Hülle und Kern

Hülle und Kern

Wie sich der ursprüngliche göttliche Keim mit mehr und mehr Hüllen umgibt. Erst als der Mensch erschaffen war, wurde alles sichtbar in der Welt.

Heraklit und der Sohar, das heilige Buch der Kabbala

Gleich ist Anfang und Ende auf der Kreislinie,
Heraklit

Heraklit verweist auf das ägyptische Urbild einer Schlange, Ouroboros, die sich in den Schwanz beißt und mit ihrem Körper einen vollkommenen Kreis bildet, der das ewige Leben darstellt. Die Kreislinie symbolisiert unser Leben, dessen Anfang und Ende sich im gleichen Punkt treffen; in ihm geht das Leben in den Tod über, und der Tod führt wiederum zu einer neuen Geburt.

Einerseits deutet dies darauf hin, dass wir ewig leben, indem wir gleichzeitig langsam sterben und hierdurch wiederum langsam neues Leben in uns entsteht. Andererseits sieht Heraklit die Gegensätze in den Erscheinungen und beobachtet, wie unser Bewusstsein Tod und Geburt als unvereinbare und endgültige Gegensätze erlebt.
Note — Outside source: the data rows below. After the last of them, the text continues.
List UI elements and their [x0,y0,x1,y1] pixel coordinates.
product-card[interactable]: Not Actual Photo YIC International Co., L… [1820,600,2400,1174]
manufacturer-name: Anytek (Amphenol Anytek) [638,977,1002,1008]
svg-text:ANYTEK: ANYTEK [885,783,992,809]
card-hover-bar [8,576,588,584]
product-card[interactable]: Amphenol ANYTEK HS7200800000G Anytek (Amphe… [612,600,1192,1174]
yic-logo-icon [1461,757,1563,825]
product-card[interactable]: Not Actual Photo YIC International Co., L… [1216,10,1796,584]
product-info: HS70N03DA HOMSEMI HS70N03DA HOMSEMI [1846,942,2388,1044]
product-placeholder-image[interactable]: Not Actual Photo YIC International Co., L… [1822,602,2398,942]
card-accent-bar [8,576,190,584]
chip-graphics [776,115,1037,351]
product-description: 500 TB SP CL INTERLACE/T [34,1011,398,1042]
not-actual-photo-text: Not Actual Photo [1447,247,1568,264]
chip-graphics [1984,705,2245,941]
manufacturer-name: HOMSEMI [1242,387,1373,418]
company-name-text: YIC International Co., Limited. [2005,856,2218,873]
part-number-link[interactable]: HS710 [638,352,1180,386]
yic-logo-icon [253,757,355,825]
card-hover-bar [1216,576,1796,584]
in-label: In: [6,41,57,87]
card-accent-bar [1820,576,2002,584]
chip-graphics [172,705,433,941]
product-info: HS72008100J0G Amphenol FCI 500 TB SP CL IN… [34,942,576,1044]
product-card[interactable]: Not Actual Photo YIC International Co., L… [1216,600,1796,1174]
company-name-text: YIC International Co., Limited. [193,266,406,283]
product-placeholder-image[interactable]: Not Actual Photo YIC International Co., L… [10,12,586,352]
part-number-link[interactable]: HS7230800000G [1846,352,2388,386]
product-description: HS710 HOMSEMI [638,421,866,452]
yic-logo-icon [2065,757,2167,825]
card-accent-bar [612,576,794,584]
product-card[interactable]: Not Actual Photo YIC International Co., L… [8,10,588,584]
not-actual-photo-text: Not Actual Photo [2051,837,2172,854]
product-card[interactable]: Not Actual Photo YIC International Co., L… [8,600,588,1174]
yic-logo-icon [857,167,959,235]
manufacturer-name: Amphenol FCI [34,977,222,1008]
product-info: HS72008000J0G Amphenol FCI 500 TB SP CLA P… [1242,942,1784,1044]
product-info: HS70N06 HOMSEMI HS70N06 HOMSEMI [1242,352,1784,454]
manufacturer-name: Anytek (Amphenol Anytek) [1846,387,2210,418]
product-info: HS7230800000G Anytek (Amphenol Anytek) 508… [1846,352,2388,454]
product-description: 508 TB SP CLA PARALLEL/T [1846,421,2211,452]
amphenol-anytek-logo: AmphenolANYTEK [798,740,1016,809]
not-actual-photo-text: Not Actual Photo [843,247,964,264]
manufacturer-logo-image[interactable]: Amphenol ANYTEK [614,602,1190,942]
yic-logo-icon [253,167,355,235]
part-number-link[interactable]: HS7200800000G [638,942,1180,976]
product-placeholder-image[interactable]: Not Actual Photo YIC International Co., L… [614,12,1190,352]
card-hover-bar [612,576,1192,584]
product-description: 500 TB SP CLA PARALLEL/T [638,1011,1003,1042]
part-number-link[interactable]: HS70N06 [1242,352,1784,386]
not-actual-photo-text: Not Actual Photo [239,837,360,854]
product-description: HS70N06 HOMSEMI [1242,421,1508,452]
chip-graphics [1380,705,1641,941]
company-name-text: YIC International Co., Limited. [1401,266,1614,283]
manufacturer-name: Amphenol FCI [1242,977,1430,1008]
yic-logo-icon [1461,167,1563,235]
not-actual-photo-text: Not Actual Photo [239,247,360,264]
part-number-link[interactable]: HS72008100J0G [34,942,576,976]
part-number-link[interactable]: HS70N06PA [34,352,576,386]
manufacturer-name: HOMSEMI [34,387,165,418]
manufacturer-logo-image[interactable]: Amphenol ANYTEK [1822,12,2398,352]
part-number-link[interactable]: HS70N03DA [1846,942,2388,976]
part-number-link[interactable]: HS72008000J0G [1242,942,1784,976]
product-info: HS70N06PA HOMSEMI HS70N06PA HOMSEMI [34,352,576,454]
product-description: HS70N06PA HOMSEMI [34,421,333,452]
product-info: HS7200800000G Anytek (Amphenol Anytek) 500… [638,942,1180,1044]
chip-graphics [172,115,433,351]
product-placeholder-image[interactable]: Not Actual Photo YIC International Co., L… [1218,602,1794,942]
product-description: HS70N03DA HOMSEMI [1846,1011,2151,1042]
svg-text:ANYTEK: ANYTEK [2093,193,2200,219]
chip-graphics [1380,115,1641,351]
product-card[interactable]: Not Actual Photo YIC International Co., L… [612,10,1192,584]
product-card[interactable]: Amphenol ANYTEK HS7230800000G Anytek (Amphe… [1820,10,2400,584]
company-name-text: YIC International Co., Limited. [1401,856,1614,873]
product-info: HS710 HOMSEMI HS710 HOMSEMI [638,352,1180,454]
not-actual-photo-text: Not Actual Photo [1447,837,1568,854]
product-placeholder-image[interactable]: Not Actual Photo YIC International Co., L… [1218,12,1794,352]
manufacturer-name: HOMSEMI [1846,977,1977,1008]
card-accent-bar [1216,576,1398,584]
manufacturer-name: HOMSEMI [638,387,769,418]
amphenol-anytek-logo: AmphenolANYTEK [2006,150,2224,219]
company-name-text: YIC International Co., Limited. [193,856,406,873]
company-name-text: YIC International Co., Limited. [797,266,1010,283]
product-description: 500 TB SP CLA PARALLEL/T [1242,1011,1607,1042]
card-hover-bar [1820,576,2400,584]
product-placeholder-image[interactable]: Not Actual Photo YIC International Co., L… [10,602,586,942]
Das Zwiespältige liegt darin begründet, dass das Geistig-Seelische von einer Leiblichkeit umhüllt wird. In ihr ruht in der Regel das Bewusstsein des Menschen, und deshalb erlebt der Mensch den Tod als einschneidend und als Gegenteil der Geburt. Die Welt in ihren Erscheinungen ist demnach doppeldeutig und doch ist sie Ausfluss des Einen. Heraklit sagt, wenn sich die Seele auf den einen inneren göttlichen Geist richte, lerne sie, unseren rätselhaften Kosmos zu verstehen. In ihm herrsche das dem göttlichen Geist ähnlichste Element: das kosmische Feuer.

Dieses Feuer entsteht und lodert auf in einem sich gegensätzlich entwickelnden Spiel der Flammen, in dem es gleichzeitig mit dem Auflodern langsam vergeht. Sein Leben ist ein Sterben, so Heraklit, es ist das Vergänglich-Ewige,[1] das Spiel von Form und innerem Gehalt.

In diesem Sinne dichtete Goethe:

Laß den Anfang mit dem Ende
Sich in eins zusammenzieh’n!
Schneller als die Gegenstände
Selber dich vorüberflieh’n!
Danke, daß die Gunst der Musen
Unvergängliches verheißt:
Den Gehalt in deinem Busen
Und die Form in deinem Geist.

Gleicht das Leben des Menschen einem Pilger, der sich ewiglich auf einer Kreislinie zwischen Geburt und Tod bewegt und dabei an jedem Punkt wie ein Pendel hin- und herschwingt?

Wer ist dieser Pilger und was bewegt ihn?

Der Beginn des göttlichen Schöpfungsprozesses

Der Prozess der göttlichen Schöpfung des Makro- und Mikrokosmos wird bildhaft und lebendig dargestellt im Sohar („Buch des göttlichen Glanzes“, 13.Jd.), dem meist gelesenen Buch der jüdischen Mystik bzw. der Kabbala[2]. Es spricht von der menschlichen Seele, die das Rätsel des Lebens in einer lebendigen Beziehung zum göttlichen Geist sucht.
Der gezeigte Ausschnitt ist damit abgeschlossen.